I don’t know if Fallon’s nervous and often fidgety behavior at the news desk was an act or not, but it was truly obnoxious. The article I sited above made mention that Carson Daly would certainly not be getting the job, and I have to say I’m not sure that this will be much better. I hope I’m wrong, but I don’t know. Playing opposite Craig Ferguson’s “Late Late Show” on CBS, the 12:30 a.m. EST hour might soon have the potential to be the worst hour on television. (Bring back Kilborn!!)

I go on to say that I hope I’m wrong and I wish him the best, which is all true. And I also make mention of that fact that Letterman and O’Brien took years to establish their voices and comedic styles. All of this is true. But… what am I supposed to do in the meantime?

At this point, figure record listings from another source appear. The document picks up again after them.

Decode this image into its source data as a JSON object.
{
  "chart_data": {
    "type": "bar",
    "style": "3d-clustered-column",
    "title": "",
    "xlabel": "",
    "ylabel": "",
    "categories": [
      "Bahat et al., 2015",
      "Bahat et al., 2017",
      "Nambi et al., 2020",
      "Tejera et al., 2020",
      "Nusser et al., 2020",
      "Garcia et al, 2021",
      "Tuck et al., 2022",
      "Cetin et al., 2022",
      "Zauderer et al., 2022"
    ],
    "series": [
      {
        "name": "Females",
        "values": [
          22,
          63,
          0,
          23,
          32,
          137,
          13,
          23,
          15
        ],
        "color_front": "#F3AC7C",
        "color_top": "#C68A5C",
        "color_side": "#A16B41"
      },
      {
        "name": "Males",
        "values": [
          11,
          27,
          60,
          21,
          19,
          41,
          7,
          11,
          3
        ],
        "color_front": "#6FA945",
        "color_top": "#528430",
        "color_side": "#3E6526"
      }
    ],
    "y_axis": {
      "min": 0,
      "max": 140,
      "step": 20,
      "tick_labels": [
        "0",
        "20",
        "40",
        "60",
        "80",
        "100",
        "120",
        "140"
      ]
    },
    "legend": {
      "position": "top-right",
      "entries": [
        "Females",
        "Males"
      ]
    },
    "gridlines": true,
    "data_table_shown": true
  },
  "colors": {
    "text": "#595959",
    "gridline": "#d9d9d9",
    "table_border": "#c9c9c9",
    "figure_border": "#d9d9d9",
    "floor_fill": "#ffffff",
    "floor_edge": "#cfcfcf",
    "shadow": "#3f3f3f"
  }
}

I watched his premiere last night. My stomach churned and my palms sweated. I thought he did a pretty good job with the monologue (obnoxious fidgeting aside). The “Lick it for $10” was just awful. He called out three people from the audience to lick a brand new lawnmower and a fish bowl (I can’t remember the third). Why am I watching this?

His first guest was Robert De Niro, which sounds good on paper, but have you ever seen a De Niro interview? He makes Joaquin Phoenix look like a chatty Cathy. I guess there’s something to be said for starting out at the bottom? He closed the night with Van Morrison doing a revamped version of “Sweet Thing,” so the hour wasn’t all bad.

Do yourself a favor: watch U2 on Letterman tonight (and all week!) and turn your TV off. You can watch TV at 12:30 (EST) in three years.